How TJX Avoided Wall Street's Wrath

How TJX Avoided Wall Street's Wrath
How TJX Avoided Wall Street's Wrath 

By Thomas Wailgum
February 05, 2008

By the end of 2007, The TJX Companies, which owns T.J. Maxx, HomeGoods 
and Marshalls stores, had reported that approximately 100 million credit 
and debit card owners' information had been compromised by hackers, 
possibly dating back to 2003. The size and scope of the breach, as well 
as the lack of adequate security controls to mitigate the criminal 
activity, were breathtaking.

And yet Wall Street analysts didn't seem to care. In January 2007, when 
TJX first announced the "unauthorized intrusions," its stock traded 
around $29.The price hit a low of $26 in the spring as the scope of the 
breach expanded, but the stock price rebounded to a high of $32 in the 
fall. (In early February 2008, it was still trading around $32.)

In fact, the lack of financial fury by the analyst community was 
entirely predictable. Research from Emory University's Marketing 
Institute in 2006 found that when a company announces a security breach 
its stock price drops between 0.6 percent and 2.1 percent, which is 
usually not a huge hit to the bottom line.

To retail analyst Paula Rosenblum, a managing partner with Retail 
Systems Research, the reason why TJX was able to escape unscathed is 
simple: TJX's customers didn't care, so why should Wall Street.

"Sales continued to riseespecially same-store sales," a retail metric 
whose value trumps all else, she notes. "The fines that have been 
leveled against TJX metaphorically amount to a parking ticket, and even 
the most draconian statements by analysts that 'final costs may be a 
billion dollars' still borders on immaterial over a long enough time."

Another factor that saved TJX's stock price was the economy, says 
Patricia Edwards, a portfolio manager and managing director at 
Wentworth, Hauser and Violich who focuses on retail. "As we started to 
see cracks in the economy this past summer, all the department stores 
were making noises about too much inventory," Edwards says.

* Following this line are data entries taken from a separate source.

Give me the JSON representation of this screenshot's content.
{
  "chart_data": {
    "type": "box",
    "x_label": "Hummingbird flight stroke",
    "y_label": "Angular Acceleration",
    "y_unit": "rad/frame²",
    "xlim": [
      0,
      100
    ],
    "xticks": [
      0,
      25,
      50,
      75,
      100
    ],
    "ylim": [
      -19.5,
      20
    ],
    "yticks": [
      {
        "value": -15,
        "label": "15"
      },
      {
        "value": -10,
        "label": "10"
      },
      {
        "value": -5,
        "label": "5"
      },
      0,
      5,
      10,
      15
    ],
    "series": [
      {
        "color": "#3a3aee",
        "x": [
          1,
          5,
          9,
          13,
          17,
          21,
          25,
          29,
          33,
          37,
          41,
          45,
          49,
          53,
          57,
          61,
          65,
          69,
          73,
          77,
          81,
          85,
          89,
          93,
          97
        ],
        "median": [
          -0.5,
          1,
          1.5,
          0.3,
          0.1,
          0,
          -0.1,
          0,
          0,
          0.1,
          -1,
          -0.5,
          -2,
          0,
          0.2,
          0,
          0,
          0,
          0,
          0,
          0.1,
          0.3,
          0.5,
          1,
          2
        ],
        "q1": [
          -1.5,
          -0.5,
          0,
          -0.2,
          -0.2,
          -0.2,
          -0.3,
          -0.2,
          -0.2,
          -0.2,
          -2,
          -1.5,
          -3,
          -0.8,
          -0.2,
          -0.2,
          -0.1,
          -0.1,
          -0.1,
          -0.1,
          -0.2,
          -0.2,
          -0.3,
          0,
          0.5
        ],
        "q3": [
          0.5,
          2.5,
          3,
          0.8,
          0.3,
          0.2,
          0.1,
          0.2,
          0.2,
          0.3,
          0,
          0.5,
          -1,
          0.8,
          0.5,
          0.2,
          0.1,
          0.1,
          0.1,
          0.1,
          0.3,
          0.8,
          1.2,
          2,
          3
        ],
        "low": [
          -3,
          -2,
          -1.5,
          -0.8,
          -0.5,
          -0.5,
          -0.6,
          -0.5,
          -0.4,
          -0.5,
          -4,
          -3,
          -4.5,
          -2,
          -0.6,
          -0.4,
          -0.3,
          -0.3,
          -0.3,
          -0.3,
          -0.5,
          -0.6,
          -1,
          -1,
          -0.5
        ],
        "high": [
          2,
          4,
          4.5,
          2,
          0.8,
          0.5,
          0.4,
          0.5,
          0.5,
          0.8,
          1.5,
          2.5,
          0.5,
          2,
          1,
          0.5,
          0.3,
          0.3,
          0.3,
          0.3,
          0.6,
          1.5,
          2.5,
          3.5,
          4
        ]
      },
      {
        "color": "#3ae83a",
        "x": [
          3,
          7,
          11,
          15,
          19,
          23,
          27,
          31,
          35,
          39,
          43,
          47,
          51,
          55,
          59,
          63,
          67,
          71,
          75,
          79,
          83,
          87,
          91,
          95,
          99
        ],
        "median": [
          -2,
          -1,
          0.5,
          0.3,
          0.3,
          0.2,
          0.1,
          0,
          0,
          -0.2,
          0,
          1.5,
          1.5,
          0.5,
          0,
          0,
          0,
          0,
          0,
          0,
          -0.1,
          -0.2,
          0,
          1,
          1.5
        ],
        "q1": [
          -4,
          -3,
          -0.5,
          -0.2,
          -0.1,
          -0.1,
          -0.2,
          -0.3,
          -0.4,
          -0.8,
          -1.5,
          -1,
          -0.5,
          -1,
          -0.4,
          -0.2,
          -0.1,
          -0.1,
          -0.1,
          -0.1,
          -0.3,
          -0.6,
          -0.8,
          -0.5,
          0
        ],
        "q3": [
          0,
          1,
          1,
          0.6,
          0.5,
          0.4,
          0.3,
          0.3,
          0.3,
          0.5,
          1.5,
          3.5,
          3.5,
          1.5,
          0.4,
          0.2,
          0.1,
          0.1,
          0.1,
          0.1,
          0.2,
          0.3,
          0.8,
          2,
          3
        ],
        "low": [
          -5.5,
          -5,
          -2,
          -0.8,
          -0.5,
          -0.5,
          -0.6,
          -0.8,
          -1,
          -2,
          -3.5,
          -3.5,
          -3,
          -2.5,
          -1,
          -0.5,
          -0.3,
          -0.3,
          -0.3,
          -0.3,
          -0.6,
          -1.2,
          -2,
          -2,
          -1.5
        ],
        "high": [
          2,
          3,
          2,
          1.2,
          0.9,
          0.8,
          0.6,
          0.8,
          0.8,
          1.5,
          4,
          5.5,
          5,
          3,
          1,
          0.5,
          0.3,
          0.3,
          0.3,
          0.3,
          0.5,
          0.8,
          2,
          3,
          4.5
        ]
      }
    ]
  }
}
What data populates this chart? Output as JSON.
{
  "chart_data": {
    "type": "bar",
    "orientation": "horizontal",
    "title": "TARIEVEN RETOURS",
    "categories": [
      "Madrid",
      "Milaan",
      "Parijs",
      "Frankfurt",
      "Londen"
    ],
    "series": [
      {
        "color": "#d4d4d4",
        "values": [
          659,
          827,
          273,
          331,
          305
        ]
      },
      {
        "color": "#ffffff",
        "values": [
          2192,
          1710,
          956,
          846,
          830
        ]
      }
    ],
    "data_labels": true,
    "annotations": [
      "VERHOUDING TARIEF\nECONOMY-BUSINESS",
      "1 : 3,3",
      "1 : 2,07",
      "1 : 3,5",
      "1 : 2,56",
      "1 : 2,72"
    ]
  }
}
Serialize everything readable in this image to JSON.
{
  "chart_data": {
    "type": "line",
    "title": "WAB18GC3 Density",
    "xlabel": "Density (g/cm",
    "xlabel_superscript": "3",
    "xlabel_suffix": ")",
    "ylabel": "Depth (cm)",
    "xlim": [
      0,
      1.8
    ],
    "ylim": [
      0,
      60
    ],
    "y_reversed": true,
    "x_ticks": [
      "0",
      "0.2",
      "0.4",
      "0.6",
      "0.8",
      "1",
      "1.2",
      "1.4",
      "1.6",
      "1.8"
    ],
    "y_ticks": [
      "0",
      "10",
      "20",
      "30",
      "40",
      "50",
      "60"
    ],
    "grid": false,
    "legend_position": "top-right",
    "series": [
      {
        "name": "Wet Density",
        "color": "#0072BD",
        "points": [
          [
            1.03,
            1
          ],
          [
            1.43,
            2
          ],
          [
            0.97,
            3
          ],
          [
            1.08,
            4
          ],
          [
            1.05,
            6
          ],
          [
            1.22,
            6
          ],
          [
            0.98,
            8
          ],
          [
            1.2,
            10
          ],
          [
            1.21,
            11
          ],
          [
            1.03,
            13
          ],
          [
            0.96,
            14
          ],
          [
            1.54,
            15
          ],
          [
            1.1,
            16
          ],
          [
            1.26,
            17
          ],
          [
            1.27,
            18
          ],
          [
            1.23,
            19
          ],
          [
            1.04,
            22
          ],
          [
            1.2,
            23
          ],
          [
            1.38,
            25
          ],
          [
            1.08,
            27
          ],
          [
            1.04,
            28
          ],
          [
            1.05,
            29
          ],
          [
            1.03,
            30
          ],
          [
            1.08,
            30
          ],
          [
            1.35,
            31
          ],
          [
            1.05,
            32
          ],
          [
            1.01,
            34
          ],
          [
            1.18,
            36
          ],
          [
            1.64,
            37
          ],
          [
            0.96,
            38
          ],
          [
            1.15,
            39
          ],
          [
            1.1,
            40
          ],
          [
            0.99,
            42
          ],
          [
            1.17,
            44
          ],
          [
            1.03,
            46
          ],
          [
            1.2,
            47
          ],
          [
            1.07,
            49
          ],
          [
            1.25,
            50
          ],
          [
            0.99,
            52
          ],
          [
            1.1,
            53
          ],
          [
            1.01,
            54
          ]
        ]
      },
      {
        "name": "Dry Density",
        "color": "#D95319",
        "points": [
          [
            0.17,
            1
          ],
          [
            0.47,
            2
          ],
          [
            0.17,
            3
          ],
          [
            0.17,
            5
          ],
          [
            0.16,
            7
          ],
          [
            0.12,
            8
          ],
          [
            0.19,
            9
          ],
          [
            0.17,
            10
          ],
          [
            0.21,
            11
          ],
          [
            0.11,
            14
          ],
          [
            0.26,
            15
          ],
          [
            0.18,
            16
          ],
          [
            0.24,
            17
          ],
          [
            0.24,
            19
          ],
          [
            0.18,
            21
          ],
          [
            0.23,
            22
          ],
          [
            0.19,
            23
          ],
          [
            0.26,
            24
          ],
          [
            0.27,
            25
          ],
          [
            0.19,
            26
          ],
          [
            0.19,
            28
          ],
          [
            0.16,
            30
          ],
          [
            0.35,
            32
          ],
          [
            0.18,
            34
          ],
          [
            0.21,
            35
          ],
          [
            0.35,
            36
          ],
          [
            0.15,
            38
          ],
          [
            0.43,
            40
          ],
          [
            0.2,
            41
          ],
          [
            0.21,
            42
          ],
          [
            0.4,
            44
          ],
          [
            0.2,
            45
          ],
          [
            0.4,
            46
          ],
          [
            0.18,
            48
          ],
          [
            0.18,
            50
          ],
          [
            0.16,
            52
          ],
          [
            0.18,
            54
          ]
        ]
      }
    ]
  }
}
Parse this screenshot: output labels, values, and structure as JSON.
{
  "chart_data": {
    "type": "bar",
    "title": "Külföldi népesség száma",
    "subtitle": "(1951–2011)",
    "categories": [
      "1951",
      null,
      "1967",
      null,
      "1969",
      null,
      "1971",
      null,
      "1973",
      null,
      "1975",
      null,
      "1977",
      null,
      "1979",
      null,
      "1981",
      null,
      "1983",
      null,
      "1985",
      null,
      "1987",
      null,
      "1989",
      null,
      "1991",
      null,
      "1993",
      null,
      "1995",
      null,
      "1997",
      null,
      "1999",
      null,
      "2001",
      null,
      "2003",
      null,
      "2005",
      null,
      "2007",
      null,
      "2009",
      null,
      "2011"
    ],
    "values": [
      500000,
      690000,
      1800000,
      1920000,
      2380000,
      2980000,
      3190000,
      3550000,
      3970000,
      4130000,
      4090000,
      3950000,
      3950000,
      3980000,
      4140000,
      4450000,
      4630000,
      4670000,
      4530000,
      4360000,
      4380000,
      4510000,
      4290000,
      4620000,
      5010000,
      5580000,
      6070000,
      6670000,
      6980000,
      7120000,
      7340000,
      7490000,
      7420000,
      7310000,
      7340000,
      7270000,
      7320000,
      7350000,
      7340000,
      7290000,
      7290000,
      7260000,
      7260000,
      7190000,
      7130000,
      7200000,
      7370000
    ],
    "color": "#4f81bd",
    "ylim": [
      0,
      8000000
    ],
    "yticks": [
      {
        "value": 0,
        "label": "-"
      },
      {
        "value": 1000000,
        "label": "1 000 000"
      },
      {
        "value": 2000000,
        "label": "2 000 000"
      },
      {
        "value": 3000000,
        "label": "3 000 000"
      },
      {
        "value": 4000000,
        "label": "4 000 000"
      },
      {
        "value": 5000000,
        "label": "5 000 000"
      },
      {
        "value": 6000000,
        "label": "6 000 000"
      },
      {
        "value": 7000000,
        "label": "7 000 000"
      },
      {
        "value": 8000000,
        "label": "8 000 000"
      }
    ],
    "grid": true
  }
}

For TJX, economic conditions don't get any better than that because its 
stores feed off the inventory gluts of the department stores. "And when 
the economy gets rough, shoppers still want name-brand merchandise but 
at discount prices," Edwards says. "TJX delivers that in spades."

Now, as the economy seems even more unsettled than last summer, TJX 
seems well-positioned for the future. "Most of the lawsuits have been 
settled, the customers didn't blink, comparable store sales are up, 
earnings are on track and a down economy is always good for companies 
like TJX," Rosenblum says. "Why would Wall Street pummel them?"